カナタとミユキが決闘した際に言いそびれたことを彼女はマナカに言っており、デートの日にそれをカナタへ教えてやるよう指示していたのだ。
「み、ミユキさんのこと?」
「――彼女も私と同じように『同化現象』が進んでて、しかも『レジスタンス』による人工的な『同化』の実験の被験者だったんだって」
カナタは瞠目すると同時に、これまでのミユキの振る舞いに合点がいくところもあった。
彼女がカグヤについて嗅ぎまわっていたのは、その『レジスタンス』の実験に関して調べる目的もあったのかもしれない。学園にいながら『レジスタンス』の情報を得るために司令の息子であるカナタに接触したと考えれば、ある程度は納得できる。

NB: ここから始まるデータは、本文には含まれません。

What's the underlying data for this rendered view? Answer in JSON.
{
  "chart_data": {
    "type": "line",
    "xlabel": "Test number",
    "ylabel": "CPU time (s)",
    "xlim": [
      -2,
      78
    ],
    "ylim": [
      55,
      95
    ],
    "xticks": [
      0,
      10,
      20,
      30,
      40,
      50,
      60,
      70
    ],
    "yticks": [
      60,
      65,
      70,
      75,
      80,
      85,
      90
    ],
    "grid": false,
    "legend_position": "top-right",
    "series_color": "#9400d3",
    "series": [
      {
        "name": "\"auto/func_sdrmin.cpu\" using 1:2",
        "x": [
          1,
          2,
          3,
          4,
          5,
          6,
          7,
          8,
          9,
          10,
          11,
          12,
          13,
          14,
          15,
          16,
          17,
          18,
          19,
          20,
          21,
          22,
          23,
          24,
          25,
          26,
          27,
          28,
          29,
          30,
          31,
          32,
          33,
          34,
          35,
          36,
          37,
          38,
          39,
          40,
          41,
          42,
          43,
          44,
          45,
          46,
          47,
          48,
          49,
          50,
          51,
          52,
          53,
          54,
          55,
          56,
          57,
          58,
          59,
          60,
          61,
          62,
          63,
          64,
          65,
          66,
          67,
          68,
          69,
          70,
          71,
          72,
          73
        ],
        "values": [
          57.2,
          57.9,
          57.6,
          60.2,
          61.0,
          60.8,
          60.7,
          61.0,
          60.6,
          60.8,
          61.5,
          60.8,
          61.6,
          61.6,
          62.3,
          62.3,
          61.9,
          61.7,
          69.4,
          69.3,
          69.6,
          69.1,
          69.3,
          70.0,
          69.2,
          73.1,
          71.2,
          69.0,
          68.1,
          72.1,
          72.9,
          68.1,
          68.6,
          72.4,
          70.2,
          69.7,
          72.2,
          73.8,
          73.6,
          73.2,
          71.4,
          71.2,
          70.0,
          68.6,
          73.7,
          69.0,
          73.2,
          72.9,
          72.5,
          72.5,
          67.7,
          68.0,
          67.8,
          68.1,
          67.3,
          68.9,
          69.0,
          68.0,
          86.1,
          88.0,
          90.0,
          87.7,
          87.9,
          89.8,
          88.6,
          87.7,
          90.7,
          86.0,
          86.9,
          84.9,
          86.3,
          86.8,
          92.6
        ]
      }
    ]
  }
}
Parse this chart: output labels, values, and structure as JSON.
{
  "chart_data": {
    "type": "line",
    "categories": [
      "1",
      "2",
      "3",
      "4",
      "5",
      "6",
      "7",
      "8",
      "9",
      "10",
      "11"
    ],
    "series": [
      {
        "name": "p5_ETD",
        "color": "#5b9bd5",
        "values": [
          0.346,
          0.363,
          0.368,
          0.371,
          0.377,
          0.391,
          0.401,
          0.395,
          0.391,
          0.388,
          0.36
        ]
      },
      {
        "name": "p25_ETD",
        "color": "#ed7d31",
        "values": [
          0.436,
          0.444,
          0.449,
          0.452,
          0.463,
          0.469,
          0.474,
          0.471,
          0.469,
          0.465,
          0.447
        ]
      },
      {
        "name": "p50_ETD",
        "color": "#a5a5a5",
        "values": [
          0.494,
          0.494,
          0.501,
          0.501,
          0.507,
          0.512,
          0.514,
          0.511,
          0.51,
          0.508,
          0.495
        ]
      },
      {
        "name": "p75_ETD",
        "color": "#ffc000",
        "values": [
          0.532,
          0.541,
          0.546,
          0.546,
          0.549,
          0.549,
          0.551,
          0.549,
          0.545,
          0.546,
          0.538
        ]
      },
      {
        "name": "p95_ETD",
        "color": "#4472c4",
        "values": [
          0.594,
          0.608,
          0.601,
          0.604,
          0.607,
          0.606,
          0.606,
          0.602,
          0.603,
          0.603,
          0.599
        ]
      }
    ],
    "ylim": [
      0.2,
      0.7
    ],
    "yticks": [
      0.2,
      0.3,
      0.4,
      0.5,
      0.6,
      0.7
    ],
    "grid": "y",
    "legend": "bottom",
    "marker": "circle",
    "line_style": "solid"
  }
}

「……じ、人工的な同化……。な、何度か行われた無人機の開発に失敗していたことは知ってたけど、そんなものまで……」
無人機の代替として『同化』した者を利用する。カグヤならば発案してもおかしくはないことだ。
カナタとしては、本人の意志を尊重した上で行われているのなら許容できる。だが、もし個人の意志を無視して強制的に行われていたら、止めねばならない。
どちらにせよ、その実験について知るミユキに聞かなくては真相は分からない。
明日にでも会って聞こうと決めて、それからカナタはマナカへ訊ねた。
「き、君はどう思う?」
「……多分、君と同じ。無理やりやってることなら許せないけど、そうじゃないならいいかなって感じ」
彼女の考えを確認して、カナタは頷いた。
マナカの赤みがかった茶髪を梳くように撫でる少年は、ふと、彼女のうなじに浮き出た痣に気づいて目を見張る。
(これって――あの記憶の……!?)
見間違えるわけがない。この首元に浮き出たひし形の痣は、『見えざる者』がカナタに残したそれと同じだ。
瀬那マナカの体内には【異形】が潜んでおり、それが試験の日の飛躍的な能力向上をもたらしたのか――?
(なんで、なんでマナカさんに。彼女の身体はただでさえ、『コア』との『同化』に蝕まれているのに……【異形】まで心に宿してしまったとしたら、三つの人格が脳内にいるのと同じだ。それがせめぎ合い、身体の主導権を握ろうとすれば――心が磨り減って、マナカさんの人格は……!)
どうすればいい。どうすれば彼女を救える?
彼女は人として、人類のための希望を掲げているのに――取り付いた【異形】が『見えざる者』のように人に友好的でなかった場合、その希望も闇に葬られるだけだ。
「ま、マナカさん、ごめん!」
少女のうなじの痣めがけて少年は犬歯を突き立てる。
鋭く押し殺した悲鳴がマナカの喉から漏れ出るが、構わずにカグヤが過去にカナタにしたように噛み付き続けた。
「なっ、何するの、カナタくん!?」
その声は明らかに怯えていて、それでカナタは我に帰る。
痣から口を離し、唾液が糸を引くそこを凝視するが――刻印は消えていなかった。
身体を起こして自分を見つめてくる眼差しを、少年は見つめ返すことができなかった。
「そ、その……き、君のうなじを見ていたら、こ、興奮、しちゃって……ほ、本当に、ごめん……」
「それ、本心じゃないよね? 今のカナタくん、様子が普通じゃなかった。ねえ、理由があるなら話してよ。何も責めないから、お願――」
マナカの身体を抱き寄せて、唇で口を塞いだ。
話せない。話せるわけがない。知らないほうが彼女は幸せに生きられる。自分が【異形】なのかもしれないという悩みや苦しみは、アイデンティティが根本から揺るがされる辛さは、彼女に抱えてほしくない。そんなものカナタだけで十分だ。
強引に乳房を掴み、押し倒す。今の噛み付きはあくまで暴力的な行為の一環なのだと思わせるために、彼は無心で獣を演じた。